Y como dicen que a todo se vuelve, aunque cada vez de una forma distinta desde que la vida es vida, Alfredo Piro retoma una vez más ese interrogante sobre la oscuridad como eje artístico. No es la primera vez. En su adolescencia y juventud más temprana, ya había incursionado en el terreno del rock de los ochenta, dentro aquello que se denominaba “after punk”, o “Dark” para los amigos. En ese momento integró distintos grupos que transitaban el circuito obligado de entonces, desde el Parakultural a Cemento. Pero años después se le cruzó el tango en el camino por y después una senda ascendente como cantor, en la cual ya editó tres discos dentro del género y sus límites.
Desde el primero “Bien Debute” de 1998 donde investigaba las posibilidades del género, pasando por “Segundas Intenciones” en el que ya les buscaba los límites a los clásicos, llegó en este 2007 a su tercer disco “… Oír de noche” el cual se encuentra presentando y cuyo título hace las veces de indicador del modo de disfrutar el material, ya que todas las interpretaciones fueron pensadas para la escucha en los momentos posteriores a la puesta del sol.

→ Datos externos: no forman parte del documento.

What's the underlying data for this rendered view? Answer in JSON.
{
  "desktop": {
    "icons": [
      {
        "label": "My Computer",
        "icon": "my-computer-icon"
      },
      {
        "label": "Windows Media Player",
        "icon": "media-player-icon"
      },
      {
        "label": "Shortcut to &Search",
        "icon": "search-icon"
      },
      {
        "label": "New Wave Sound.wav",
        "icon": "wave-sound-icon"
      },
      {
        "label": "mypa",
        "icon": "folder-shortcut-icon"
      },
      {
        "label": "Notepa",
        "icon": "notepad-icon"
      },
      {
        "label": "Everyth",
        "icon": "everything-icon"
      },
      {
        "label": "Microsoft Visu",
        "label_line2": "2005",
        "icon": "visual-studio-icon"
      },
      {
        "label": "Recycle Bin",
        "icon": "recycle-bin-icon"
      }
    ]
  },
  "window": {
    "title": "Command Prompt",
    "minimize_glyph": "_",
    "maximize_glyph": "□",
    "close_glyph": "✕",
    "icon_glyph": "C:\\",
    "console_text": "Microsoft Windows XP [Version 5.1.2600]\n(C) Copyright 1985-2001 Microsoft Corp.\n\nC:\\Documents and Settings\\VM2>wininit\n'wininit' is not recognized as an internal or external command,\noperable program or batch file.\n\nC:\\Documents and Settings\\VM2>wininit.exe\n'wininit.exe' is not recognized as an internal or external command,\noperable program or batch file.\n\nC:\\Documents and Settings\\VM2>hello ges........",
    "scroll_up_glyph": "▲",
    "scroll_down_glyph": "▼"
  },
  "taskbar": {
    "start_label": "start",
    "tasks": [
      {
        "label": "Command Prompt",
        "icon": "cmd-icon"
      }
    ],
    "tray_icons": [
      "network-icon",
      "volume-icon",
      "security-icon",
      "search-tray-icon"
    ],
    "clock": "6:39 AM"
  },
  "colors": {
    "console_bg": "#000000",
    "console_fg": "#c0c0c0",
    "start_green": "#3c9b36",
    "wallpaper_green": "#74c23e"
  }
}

Ante una Casona del Teatro plenamente colmada, el cantor se presentó con el acompañamiento mínimo de un cuarteto compuesto por la guitarra de Hernán Reinaudo (quien también se ocupa de la dirección musical de los últimos proyectos de Piro), contrabajo, violín y percusión, que favorecieron el desarrollo de una atmósfera intimista y elaborada en ejecución y arreglos.
Y aunque los temas del último disco fueron mayoría, no se privó de interpretar algunos de “Segundas Intenciones”, como “Los cosos de al lao” (Canet – Larrosa) con una hermosa intro de violín y percusión; la graciosa y looser milonga “En el corsito del barrio” (Aznar – Yiso); el abordaje bossa-nova de “Mariposita” (Aieta – García Jiménez) y una versión de “El choclo” (Villoldo – Catán- en la letra de Discépolo) ya no tan extraña como la registrada en el CD.
Pero en cuanto a “… Oír de noche”, el repertorio fue mucho más vasto. Desde la increíble versión de “Nada” (Sanguinetti – Dames) con la que abrió el show en un comienzo despojado solo con guitarra y en una cadencia media roqueada, pasando por el enérgico abordaje de “Ventarrón” (Staffolani – Maffia) con hermosas partes de un violín que parece jugar y que termina en un final poderoso. Uno podría preguntarse si realmente la noche es solo el título del disco o hay algo conceptual que la aborda en el repertorio. Y quizás la respuesta, siempre relativa, esté en el cómo se abordaron los temas interpretados, mas allá del contenido de sus letras.
Hay una delicadeza, una melancolía de fondo y un respeto a los silencios entre notas que, por qué no, se prestan a dejarse llevar en los momentos de balance de cada final de jornada. Y por supuesto, con la voz de un cantor que en la interpretación de una letra, sabe jugar con ella sin dejar que en el juego se diluya el significado.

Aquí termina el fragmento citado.